European Commission and European Medicines Agency Publish First Set of Questions and Answers Addressing Establishment Requirements Resulting From Brexit
- 06/06/2017
- Articles
In a notice published at the end of April 2017, the European Medicines Agency (“EMA”) stated that "although negotiations on the terms of the UK's departure have not yet officially commenced and one cannot prejudge their outcome, work will now start on the basis of the scenario that foresees that the UK will no longer participate in the work of EMA and the European medicines regulatory system as of 30 March 2019" (see attached press release). In other words, the EMA is proceeding on the basis that there will be no agreement on the many complex matters involving medicines that are associated with a withdrawal of the UK from the European Union. In that scenario the UK will become a 'third country' in Spring 2019.
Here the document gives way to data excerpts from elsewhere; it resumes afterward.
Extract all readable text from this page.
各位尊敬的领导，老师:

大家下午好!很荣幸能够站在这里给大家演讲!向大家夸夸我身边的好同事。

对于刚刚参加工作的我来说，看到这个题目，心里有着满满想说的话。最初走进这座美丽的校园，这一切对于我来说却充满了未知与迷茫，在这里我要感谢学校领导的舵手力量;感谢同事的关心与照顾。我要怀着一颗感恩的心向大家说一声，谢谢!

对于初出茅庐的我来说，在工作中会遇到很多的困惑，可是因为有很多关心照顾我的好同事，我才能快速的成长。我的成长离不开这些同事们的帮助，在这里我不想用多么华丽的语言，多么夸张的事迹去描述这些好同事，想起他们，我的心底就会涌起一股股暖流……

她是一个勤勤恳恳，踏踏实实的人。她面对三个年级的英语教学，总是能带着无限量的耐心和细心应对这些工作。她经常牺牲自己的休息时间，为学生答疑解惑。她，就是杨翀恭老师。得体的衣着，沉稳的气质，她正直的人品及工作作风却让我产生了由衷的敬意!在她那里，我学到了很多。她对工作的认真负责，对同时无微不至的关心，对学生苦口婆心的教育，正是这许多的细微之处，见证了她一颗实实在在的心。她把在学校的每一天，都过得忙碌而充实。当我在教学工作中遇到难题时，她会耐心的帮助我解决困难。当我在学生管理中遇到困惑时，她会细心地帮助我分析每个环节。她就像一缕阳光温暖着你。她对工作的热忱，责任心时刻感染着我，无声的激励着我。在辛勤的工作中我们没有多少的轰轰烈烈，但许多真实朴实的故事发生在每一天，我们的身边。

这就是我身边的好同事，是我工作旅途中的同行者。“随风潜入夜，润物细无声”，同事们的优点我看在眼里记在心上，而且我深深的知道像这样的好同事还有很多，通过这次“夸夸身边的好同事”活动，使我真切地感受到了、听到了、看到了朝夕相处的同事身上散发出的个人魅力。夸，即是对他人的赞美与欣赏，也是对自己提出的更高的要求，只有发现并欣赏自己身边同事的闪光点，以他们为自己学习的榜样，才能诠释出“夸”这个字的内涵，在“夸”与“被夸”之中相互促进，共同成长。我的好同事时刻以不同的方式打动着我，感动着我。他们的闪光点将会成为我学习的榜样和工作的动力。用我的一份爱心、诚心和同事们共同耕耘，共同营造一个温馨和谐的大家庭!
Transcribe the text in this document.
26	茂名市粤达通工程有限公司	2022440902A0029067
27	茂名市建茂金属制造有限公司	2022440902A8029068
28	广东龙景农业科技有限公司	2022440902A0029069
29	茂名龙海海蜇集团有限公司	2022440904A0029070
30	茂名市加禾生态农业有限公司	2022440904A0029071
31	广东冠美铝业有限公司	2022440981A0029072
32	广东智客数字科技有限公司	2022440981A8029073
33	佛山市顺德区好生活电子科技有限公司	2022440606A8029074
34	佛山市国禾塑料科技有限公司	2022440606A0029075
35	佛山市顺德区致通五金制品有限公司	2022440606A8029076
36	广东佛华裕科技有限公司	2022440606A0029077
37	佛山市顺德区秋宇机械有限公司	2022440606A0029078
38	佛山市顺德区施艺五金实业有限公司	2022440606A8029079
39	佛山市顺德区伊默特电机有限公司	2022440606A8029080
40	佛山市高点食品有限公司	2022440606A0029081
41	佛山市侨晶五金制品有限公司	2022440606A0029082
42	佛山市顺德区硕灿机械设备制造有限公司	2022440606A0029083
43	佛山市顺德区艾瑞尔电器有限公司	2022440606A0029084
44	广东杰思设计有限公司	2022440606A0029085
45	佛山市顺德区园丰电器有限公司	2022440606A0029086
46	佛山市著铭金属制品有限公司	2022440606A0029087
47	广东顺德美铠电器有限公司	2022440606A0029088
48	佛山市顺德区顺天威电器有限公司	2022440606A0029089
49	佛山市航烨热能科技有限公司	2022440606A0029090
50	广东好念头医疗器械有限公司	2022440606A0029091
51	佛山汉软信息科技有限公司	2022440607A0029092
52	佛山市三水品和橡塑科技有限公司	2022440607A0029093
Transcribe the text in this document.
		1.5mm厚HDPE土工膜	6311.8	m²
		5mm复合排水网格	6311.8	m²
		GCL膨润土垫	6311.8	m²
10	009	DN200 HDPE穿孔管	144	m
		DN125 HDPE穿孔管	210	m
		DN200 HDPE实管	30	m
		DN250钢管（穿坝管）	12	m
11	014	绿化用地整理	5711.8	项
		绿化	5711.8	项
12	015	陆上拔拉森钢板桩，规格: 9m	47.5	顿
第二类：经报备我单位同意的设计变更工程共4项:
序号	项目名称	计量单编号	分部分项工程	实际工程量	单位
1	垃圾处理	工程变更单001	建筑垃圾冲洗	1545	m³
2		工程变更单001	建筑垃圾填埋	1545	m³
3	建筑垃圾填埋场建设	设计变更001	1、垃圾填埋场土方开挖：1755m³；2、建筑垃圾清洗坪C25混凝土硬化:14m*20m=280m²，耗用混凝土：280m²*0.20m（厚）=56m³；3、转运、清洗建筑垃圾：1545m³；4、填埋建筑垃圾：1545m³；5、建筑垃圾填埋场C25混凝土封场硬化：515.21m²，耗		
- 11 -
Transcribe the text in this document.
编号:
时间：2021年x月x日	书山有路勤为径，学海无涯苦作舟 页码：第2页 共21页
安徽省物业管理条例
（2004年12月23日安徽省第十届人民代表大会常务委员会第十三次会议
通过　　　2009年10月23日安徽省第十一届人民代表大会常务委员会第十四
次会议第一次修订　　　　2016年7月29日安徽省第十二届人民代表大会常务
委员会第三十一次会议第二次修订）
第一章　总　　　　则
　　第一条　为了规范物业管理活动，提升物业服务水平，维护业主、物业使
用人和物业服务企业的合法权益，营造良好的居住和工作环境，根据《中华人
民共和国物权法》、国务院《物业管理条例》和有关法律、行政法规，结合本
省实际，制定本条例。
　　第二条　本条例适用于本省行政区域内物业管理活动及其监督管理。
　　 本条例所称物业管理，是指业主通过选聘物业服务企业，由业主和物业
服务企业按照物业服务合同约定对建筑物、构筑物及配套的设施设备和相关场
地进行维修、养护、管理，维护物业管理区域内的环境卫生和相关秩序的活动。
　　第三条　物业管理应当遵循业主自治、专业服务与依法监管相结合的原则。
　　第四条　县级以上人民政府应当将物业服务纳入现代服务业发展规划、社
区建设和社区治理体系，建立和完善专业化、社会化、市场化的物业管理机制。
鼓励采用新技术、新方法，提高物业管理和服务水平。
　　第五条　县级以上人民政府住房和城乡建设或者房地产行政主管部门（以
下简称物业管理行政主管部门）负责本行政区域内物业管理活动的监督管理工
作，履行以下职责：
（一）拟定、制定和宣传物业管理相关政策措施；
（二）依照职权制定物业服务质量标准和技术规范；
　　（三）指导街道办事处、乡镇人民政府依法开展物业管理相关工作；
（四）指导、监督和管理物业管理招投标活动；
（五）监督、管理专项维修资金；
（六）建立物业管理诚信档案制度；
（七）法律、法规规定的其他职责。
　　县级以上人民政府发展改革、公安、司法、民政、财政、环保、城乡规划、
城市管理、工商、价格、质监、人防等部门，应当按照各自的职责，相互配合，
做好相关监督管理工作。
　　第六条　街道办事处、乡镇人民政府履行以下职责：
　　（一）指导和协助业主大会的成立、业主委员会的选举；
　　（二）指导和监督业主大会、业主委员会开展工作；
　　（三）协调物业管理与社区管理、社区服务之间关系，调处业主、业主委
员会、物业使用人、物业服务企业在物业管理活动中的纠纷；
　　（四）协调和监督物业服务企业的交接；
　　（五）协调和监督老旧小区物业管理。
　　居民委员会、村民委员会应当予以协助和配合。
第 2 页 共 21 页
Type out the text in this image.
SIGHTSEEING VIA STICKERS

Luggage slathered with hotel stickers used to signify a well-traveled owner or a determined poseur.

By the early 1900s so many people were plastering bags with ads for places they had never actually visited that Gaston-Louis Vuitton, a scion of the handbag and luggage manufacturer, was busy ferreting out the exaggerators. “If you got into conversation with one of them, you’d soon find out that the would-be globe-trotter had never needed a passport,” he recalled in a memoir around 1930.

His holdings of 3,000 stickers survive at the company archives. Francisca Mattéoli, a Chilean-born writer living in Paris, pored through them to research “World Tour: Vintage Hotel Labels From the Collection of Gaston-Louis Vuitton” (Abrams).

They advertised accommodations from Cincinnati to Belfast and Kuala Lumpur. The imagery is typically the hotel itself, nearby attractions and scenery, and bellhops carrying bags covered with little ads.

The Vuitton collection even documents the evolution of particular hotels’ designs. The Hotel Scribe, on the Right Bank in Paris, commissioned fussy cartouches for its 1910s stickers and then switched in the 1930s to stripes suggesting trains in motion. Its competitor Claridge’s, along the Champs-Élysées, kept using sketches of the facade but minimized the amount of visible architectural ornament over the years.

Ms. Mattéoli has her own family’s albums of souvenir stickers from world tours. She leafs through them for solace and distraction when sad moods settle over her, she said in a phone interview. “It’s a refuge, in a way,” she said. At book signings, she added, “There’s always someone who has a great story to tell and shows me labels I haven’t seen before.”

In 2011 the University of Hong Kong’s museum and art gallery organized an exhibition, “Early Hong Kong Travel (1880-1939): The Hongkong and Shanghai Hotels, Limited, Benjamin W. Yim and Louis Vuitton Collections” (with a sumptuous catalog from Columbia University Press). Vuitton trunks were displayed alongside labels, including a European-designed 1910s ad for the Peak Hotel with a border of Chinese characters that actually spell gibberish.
Last week, the European Commission and the EMA published a first set of questions and answers to deal with the implications of this scenario for medicinal products for human and veterinary use within the framework of the Centralised Procedure (see attached Q&A). They stem from a double establishment requirement for marketing authorisation holders of centrally authorised medicinal products for human and veterinary use:
- EU law requires that marketing authorisation holders be established in the EU (or EEA);
- Specific activities must be performed in the EU (or EEA). These relate to issues such as pharmacovigilance, batch release and so forth.
The Q&A thus starts with the straightforward question what to do if the marketing authorisation holder of a centrally authorised medicine is established in the UK. The equally straightforward answer is that a firm in that position will have to transfer its marketing authorisation to a holder established in the EU (or EEA).
The Q&A addresses further such issues with regard to a UK based orphan designation holder; a UK based holder of a “minor use minor species/limited marketing” status for a veterinary product; a UK based qualified person for pharmacovigilance; a UK located pharmacovigilance system master file; a UK based manufacturing site of an active substance or finished product; a UK based batch release site; and UK based SMEs that until now qualified for financial and administrative assistance.
The European Commission and the EMA will publish additional Q&A’s addressing Brexit-related issues on a page of the EMA’s website dedicated to Brexit which can be retrieved here.